Monday, April 27, 2009

Law Question

Does a bishop who has spoken clear heresy still hold the authority of his office?

This is sort of a spin-off of the sedevacantist question. How should this situation be handled, in the case of a latae sententiae excommunication?

Can. 1331 §1. An excommunicated person is forbidden:

1/ to have any ministerial participation in celebrating the sacrifice of the Eucharist or any other ceremonies of worship whatsoever;

2/ to celebrate the sacraments or sacramentals and to receive the sacraments;

3/ to exercise any ecclesiastical offices, ministries, or functions whatsoever or to place acts of governance.

Can. 1364 §1. Without prejudice to the prescript of can. 194, §1, n. 2, an apostate from the faith, a heretic, or a schismatic incurs a latae sententiae excommunication; in addition, a cleric can be punished with the penalties mentioned in can. 1336, §1, nn. 1, 2, and 3.


Andy Bodoh said...

I am hesitant to speculate on Canon Law, as it is a disipline quite different from the American or English legal system, but here are a few thoughts.

First, you ask "Does a bishop who has spoken clear heresy still hold the authority of his office?" Can. 1331 n.3 prohibits exercising ecclesiastical offices. There may well be a distinction between holding an office and exercicing an office.

Secondly, Can. 1331 and following might be read as distinguishing between situations in which the excommunication is imposed or declared, and other situations. However, the language still seems to suggest that the penalties can function latae sententiae.

The question remains, though, who has the authority to decide that a bishop has spoken heresy, and what the obligations of the faithful are to a bishop who appears to have spoken heresy.

bakerstreetrider said...

Very interesting points. Thanks for the thoughtful response!

Any other thoughts?

Joe said...

Check out the Catholic Encyclopedia on the topic:

As the excommunicate loses all jurisdiction, it would seem impossible that he would remain in office. To hold jurisdiction over a diocese presupposes some degree of communion with the Holy See--something which excommunication dissolves.

healthily sanguine said...

That Catholic Encyclopedia article is sobering. There seem to be a lot of things one could be excommunicated for doing!

Besides the two paragraphs on heresy and apostasy, which are clear enough, several caught my eye, in particular the last two under those simply reserved to the pope:

- "Those who hold communion in criminal crime with a person whom the pope has excommunicated by name, that is, those who give him assistance or countenance."

- "Clerics who knowingly and wilfully hold communion in divinis with persons whom the pope has excommunicated by name and receive them at Divine service."

These two seem like they could definitely have applied to the clerical members of the SSPX. Of course, even gross ignorance could excuse the second case, but it seems difficult to imagine how any member of the clergy could have inculpable ignorance about the laws and penalties of his Church.

Also interesting:

-"Those who, through their own fault, neglect or omit to denounce within a month the confessors or priests by whom they have been solicited to immodest acts"--in the confessional.

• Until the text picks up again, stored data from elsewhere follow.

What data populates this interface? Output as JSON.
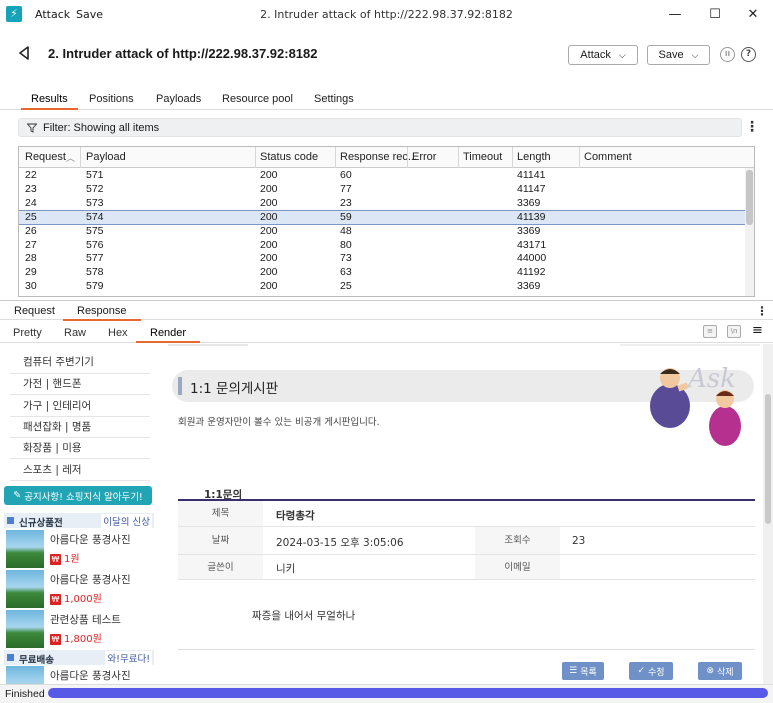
{
  "window": {
    "menu": [
      "Attack",
      "Save"
    ],
    "title": "2. Intruder attack of http://222.98.37.92:8182",
    "controls": [
      "minimize",
      "maximize",
      "close"
    ]
  },
  "header": {
    "title": "2. Intruder attack of http://222.98.37.92:8182",
    "attack_label": "Attack",
    "save_label": "Save",
    "pause_icon": "pause-icon",
    "help_icon": "help-icon"
  },
  "tabs": [
    "Results",
    "Positions",
    "Payloads",
    "Resource pool",
    "Settings"
  ],
  "filter": {
    "text": "Filter: Showing all items"
  },
  "table": {
    "columns": [
      "Request",
      "Payload",
      "Status code",
      "Response rec...",
      "Error",
      "Timeout",
      "Length",
      "Comment"
    ],
    "rows": [
      [
        "22",
        "571",
        "200",
        "60",
        "",
        "",
        "41141",
        ""
      ],
      [
        "23",
        "572",
        "200",
        "77",
        "",
        "",
        "41147",
        ""
      ],
      [
        "24",
        "573",
        "200",
        "23",
        "",
        "",
        "3369",
        ""
      ],
      [
        "25",
        "574",
        "200",
        "59",
        "",
        "",
        "41139",
        ""
      ],
      [
        "26",
        "575",
        "200",
        "48",
        "",
        "",
        "3369",
        ""
      ],
      [
        "27",
        "576",
        "200",
        "80",
        "",
        "",
        "43171",
        ""
      ],
      [
        "28",
        "577",
        "200",
        "73",
        "",
        "",
        "44000",
        ""
      ],
      [
        "29",
        "578",
        "200",
        "63",
        "",
        "",
        "41192",
        ""
      ],
      [
        "30",
        "579",
        "200",
        "25",
        "",
        "",
        "3369",
        ""
      ]
    ],
    "selected_request": "25"
  },
  "panel_tabs": [
    "Request",
    "Response"
  ],
  "view_tabs": [
    "Pretty",
    "Raw",
    "Hex",
    "Render"
  ],
  "render": {
    "sidebar_items": [
      "컴퓨터 주변기기",
      "가전 | 핸드폰",
      "가구 | 인테리어",
      "패션잡화 | 명품",
      "화장품 | 미용",
      "스포츠 | 레저"
    ],
    "notice_button": "공지사항! 쇼핑지식 알아두기!",
    "new_products": {
      "title": "신규상품전",
      "tag": "이달의 신상"
    },
    "products": [
      {
        "name": "아름다운 풍경사진",
        "price": "1원"
      },
      {
        "name": "아름다운 풍경사진",
        "price": "1,000원"
      },
      {
        "name": "관련상품 테스트",
        "price": "1,800원"
      }
    ],
    "free_shipping": {
      "title": "무료배송",
      "tag": "와!무료다!"
    },
    "last_product": "아름다운 풍경사진",
    "board_title": "1:1 문의게시판",
    "board_desc": "회원과 운영자만이 볼수 있는 비공개 게시판입니다.",
    "ask_text": "Ask",
    "inquiry_head": "1:1문의",
    "fields": {
      "subject_label": "제목",
      "subject": "타령총각",
      "date_label": "날짜",
      "date": "2024-03-15 오후 3:05:06",
      "views_label": "조회수",
      "views": "23",
      "author_label": "글쓴이",
      "author": "니키",
      "email_label": "이메일",
      "email": ""
    },
    "content": "짜증을 내어서 무얼하나",
    "buttons": [
      "목록",
      "수정",
      "삭제"
    ]
  },
  "status": {
    "text": "Finished",
    "progress": 1.0
  },
  "colors": {
    "accent": "#e8692f",
    "progress": "#5959e8",
    "selection": "#dde6f5",
    "teal": "#21a5b5"
  }
}
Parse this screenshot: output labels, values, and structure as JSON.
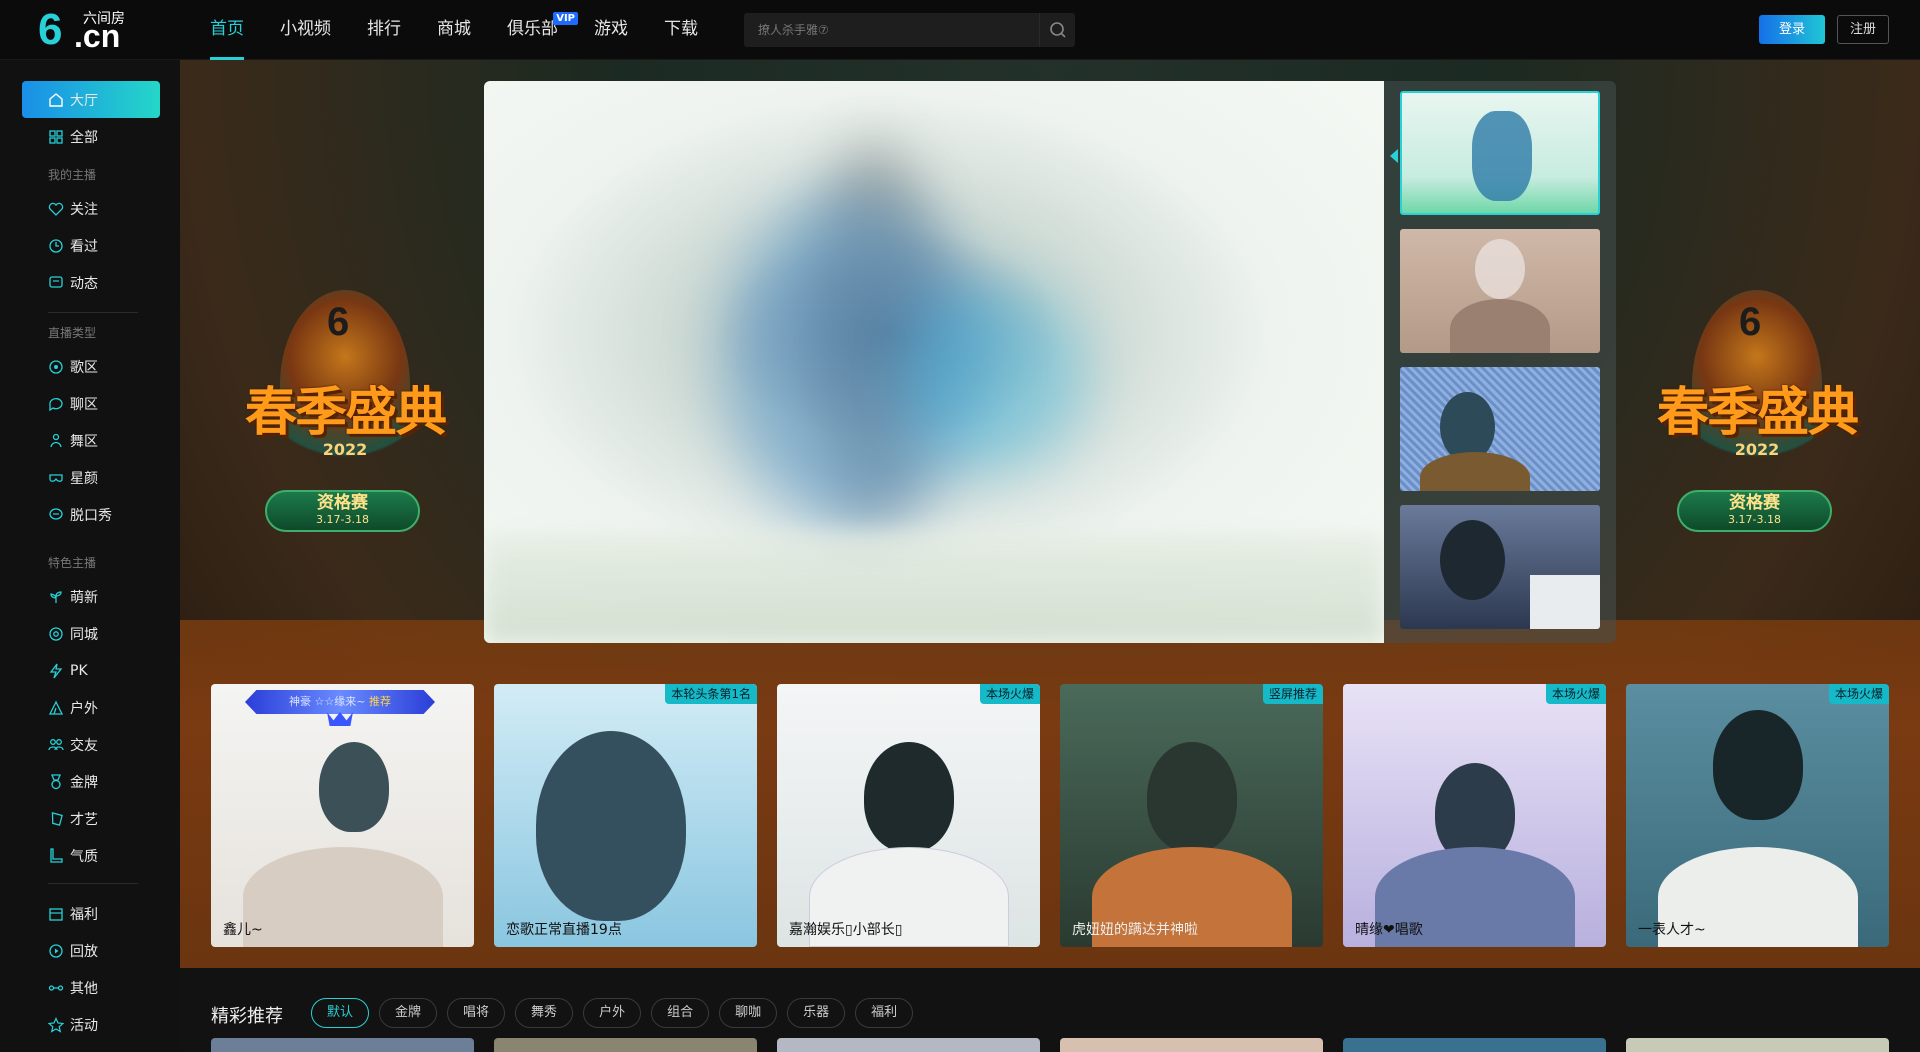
{
  "brand": {
    "logo_six": "6",
    "logo_cn": ".cn",
    "name": "六间房"
  },
  "nav": [
    {
      "label": "首页",
      "active": true
    },
    {
      "label": "小视频"
    },
    {
      "label": "排行"
    },
    {
      "label": "商城"
    },
    {
      "label": "俱乐部",
      "badge": "VIP"
    },
    {
      "label": "游戏"
    },
    {
      "label": "下载"
    }
  ],
  "search": {
    "placeholder": "撩人杀手雅⑦"
  },
  "auth": {
    "login": "登录",
    "register": "注册"
  },
  "sidebar": {
    "items": [
      {
        "label": "大厅",
        "icon": "home-icon",
        "active": true
      },
      {
        "label": "全部",
        "icon": "grid-icon"
      }
    ],
    "my_header": "我的主播",
    "my_items": [
      {
        "label": "关注",
        "icon": "heart-icon"
      },
      {
        "label": "看过",
        "icon": "clock-icon"
      },
      {
        "label": "动态",
        "icon": "chat-icon"
      }
    ],
    "type_header": "直播类型",
    "type_items": [
      {
        "label": "歌区",
        "icon": "music-icon"
      },
      {
        "label": "聊区",
        "icon": "bubble-icon"
      },
      {
        "label": "舞区",
        "icon": "dance-icon"
      },
      {
        "label": "星颜",
        "icon": "mask-icon"
      },
      {
        "label": "脱口秀",
        "icon": "mic-icon"
      }
    ],
    "feature_header": "特色主播",
    "feature_items": [
      {
        "label": "萌新",
        "icon": "sprout-icon"
      },
      {
        "label": "同城",
        "icon": "location-icon"
      },
      {
        "label": "PK",
        "icon": "bolt-icon"
      },
      {
        "label": "户外",
        "icon": "tent-icon"
      },
      {
        "label": "交友",
        "icon": "people-icon"
      },
      {
        "label": "金牌",
        "icon": "medal-icon"
      },
      {
        "label": "才艺",
        "icon": "palette-icon"
      },
      {
        "label": "气质",
        "icon": "boot-icon"
      }
    ],
    "extra_items": [
      {
        "label": "福利",
        "icon": "gift-icon"
      },
      {
        "label": "回放",
        "icon": "replay-icon"
      },
      {
        "label": "其他",
        "icon": "dots-icon"
      },
      {
        "label": "活动",
        "icon": "star-icon"
      }
    ]
  },
  "banner": {
    "title": "春季盛典",
    "year": "2022",
    "badge_title": "资格赛",
    "badge_dates": "3.17-3.18"
  },
  "cards": [
    {
      "name": "鑫儿~",
      "badge": "",
      "ribbon": "神豪 ☆☆缘来~",
      "ribbon_tag": "推荐",
      "colors": [
        "#f2f2f0",
        "#d8ccc2",
        "#39505a"
      ]
    },
    {
      "name": "恋歌正常直播19点",
      "badge": "本轮头条第1名",
      "colors": [
        "#b9e3f2",
        "#2d3f4a",
        "#4a7fa8"
      ]
    },
    {
      "name": "嘉瀚娱乐▯小部长▯",
      "badge": "本场火爆",
      "colors": [
        "#e2e8e8",
        "#1e2b2c",
        "#8a9a98"
      ]
    },
    {
      "name": "虎妞妞的蹒达并神啦",
      "badge": "竖屏推荐",
      "colors": [
        "#6a8a7a",
        "#2d3a32",
        "#c4733a"
      ]
    },
    {
      "name": "晴缘❤唱歌",
      "badge": "本场火爆",
      "colors": [
        "#d8d2ee",
        "#2a3a48",
        "#7a8ac8"
      ]
    },
    {
      "name": "一表人才~",
      "badge": "本场火爆",
      "colors": [
        "#5a8a9a",
        "#1a2a2e",
        "#e8ecea"
      ]
    }
  ],
  "recommend": {
    "title": "精彩推荐",
    "tabs": [
      "默认",
      "金牌",
      "唱将",
      "舞秀",
      "户外",
      "组合",
      "聊咖",
      "乐器",
      "福利"
    ]
  },
  "colors": {
    "accent": "#27d1d7",
    "login_gradient_start": "#1670e8",
    "login_gradient_end": "#20c5d6",
    "sidebar_bg": "#111111"
  }
}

-"[S]acramental confession, when a confessor may be had, is of necessity to be made before Communion by those whose conscience is burdened by mortal sin, how contrite soever they may think themselves. But if anyone shall presume to teach, preach, or obstinately to assert, or even in public disputation to defend the contrary, he shall be thereupon excommunicated."

Andy Bodoh said...

Remember, though, that the online Catholic encyclopedia is almost a century old. That may no matter for most things on it, but things like excommunication that remain within the binding and loosing powers of the Church may be repealed or abrogated by more recent Canon Law.